Ich bemerkte wie er erneut seine Aufmerksamkeit dem Handy schenkte, erneut ging das Gespräch von ihm aus.
„Sir? - Wir haben ein Problem, Mr. Bellamy.“
Ich wurde hellhörig. Mr. Bellamy, sagte mir nichts.
Eine kurze Pause entstand, in der der stinkende Hüne womöglich neue Anweisungen bekam.
„Craig ist erledigt, aber die Bullen haben Mike. Ich nehme das jetzt selbst in die Hand.“
Erneut eine Pause. Ich konnte sogar die männliche Stimme am anderen Ende hören, eine Aussprache in reinem, perfektem Oxfordenglisch. Nur verstand ich leider keinen Zusammenhang.
„Wir liegen immer noch im Plan. Keine Sorge. Um die hartnäckige Nervensäge kümmere ich mich höchstpersönlich.“
Ein quälender Gedanke durchzuckte mich.
Die hartnäckige Nervensäge.
Eine perfekt zutreffende Beschreibung meines Freundes. Besonders wenn man ihn zum Feind hat. Ich hatte seit Stunden keine Ahnung, was sie mit ihm angestellt haben könnten.

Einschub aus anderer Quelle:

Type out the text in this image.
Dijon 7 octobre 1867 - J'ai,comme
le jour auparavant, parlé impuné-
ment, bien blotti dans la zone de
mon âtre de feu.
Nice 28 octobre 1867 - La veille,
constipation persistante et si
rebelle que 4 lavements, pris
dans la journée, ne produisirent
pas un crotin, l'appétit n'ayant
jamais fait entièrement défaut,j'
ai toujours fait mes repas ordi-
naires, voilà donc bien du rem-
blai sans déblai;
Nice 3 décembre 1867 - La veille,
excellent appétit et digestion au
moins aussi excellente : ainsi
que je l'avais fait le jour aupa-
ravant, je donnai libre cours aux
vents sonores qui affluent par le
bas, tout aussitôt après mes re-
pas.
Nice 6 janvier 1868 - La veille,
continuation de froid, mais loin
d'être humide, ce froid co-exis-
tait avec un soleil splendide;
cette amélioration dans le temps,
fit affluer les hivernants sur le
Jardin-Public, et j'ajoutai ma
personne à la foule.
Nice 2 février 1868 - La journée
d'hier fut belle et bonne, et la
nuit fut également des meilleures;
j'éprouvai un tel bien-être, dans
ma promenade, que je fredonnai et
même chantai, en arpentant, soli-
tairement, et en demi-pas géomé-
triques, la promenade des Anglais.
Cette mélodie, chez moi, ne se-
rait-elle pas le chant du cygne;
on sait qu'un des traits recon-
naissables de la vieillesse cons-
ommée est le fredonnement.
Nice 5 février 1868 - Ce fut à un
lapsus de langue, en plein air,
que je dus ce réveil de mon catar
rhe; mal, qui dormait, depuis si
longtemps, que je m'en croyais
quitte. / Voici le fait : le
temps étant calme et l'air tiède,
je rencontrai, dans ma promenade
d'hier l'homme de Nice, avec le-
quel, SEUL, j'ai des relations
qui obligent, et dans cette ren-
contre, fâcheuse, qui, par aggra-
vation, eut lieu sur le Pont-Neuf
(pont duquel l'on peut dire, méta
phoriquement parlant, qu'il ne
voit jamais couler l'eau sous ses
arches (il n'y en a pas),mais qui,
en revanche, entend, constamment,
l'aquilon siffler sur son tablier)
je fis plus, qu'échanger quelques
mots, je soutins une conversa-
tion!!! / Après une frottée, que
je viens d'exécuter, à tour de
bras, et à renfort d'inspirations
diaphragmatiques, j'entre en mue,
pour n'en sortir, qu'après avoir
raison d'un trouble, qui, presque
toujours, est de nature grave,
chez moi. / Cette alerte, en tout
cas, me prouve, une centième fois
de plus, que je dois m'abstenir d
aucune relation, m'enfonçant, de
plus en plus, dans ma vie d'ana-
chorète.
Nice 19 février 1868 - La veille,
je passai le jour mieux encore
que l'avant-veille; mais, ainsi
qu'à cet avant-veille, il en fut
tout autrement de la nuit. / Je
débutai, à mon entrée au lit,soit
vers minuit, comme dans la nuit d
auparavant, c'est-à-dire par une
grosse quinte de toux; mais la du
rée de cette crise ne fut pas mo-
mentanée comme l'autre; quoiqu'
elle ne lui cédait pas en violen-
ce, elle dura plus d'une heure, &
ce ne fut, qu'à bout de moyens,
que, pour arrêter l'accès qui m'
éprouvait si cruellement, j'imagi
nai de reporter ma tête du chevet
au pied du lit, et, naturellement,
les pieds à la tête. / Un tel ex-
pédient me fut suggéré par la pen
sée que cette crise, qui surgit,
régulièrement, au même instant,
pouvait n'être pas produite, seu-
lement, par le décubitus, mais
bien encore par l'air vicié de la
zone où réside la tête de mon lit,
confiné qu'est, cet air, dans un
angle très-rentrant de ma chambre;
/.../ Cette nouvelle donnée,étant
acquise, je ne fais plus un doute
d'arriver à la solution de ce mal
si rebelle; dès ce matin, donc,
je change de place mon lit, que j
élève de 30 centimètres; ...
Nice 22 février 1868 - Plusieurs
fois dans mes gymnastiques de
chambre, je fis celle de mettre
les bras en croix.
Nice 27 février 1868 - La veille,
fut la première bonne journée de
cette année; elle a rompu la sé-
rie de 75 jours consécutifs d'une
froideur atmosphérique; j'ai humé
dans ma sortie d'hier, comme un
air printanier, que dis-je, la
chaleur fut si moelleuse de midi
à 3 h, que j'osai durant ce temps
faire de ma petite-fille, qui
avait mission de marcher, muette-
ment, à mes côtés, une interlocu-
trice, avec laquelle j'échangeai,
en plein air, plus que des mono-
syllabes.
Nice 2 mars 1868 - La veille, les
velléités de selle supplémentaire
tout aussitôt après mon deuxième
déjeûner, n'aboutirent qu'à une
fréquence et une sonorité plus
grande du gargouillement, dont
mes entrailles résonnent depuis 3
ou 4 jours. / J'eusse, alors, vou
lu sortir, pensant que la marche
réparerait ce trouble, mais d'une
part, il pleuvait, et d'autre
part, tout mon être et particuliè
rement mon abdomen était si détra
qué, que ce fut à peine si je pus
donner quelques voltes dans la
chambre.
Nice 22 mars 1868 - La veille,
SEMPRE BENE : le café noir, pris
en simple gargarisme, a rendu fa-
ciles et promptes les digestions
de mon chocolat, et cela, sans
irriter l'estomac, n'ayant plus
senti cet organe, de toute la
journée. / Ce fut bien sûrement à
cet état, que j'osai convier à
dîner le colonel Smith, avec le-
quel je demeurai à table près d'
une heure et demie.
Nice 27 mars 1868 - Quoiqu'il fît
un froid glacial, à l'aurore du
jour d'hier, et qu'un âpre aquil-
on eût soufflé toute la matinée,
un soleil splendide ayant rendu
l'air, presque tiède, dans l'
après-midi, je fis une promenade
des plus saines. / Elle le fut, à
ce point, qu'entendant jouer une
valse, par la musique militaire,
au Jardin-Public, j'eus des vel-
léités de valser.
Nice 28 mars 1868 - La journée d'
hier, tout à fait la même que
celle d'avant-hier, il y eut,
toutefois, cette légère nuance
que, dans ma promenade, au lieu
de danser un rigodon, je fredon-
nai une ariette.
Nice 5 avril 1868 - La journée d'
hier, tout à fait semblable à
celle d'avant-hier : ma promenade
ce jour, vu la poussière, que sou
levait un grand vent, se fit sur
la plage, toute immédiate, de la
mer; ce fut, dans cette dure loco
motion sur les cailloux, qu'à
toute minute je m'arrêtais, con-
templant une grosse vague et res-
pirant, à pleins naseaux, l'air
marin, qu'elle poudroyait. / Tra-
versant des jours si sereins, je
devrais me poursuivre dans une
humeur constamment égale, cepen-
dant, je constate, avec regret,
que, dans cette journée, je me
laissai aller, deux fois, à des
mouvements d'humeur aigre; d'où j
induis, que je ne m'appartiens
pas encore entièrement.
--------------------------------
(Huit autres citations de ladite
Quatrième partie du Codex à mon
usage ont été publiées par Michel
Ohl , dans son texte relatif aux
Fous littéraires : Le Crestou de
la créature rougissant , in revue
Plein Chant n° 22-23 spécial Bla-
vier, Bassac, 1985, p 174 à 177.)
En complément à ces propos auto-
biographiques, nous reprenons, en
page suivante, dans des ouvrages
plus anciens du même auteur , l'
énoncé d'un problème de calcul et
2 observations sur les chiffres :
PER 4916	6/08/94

Als ich ihn zum letzten Mal sah, lag er nackt und angekettet auf meinem Bett, in voller und praller Erwartung meiner Liebe.
Ich hatte die schöne Erinnerung noch nicht zu Ende gebracht, als ich einen kräftigen Hieb gegen meine Schläfe verspürte, und die Worte: „Leider kann ich mich erst später um dich kümmern. Bis gleich, Schlampe“.
Das letzte woran ich in diesem Moment denken konnte, war: „Du wirst dich nie mehr um kümmern können. Auf Nimmerwiedersehen, du Arsch!“
Dann begann sich vor meinen alles zu drehen. Sie drehten sich im Kreis. Bis plötzlich nur noch völlige Dunkelheit um mich herum herrschte.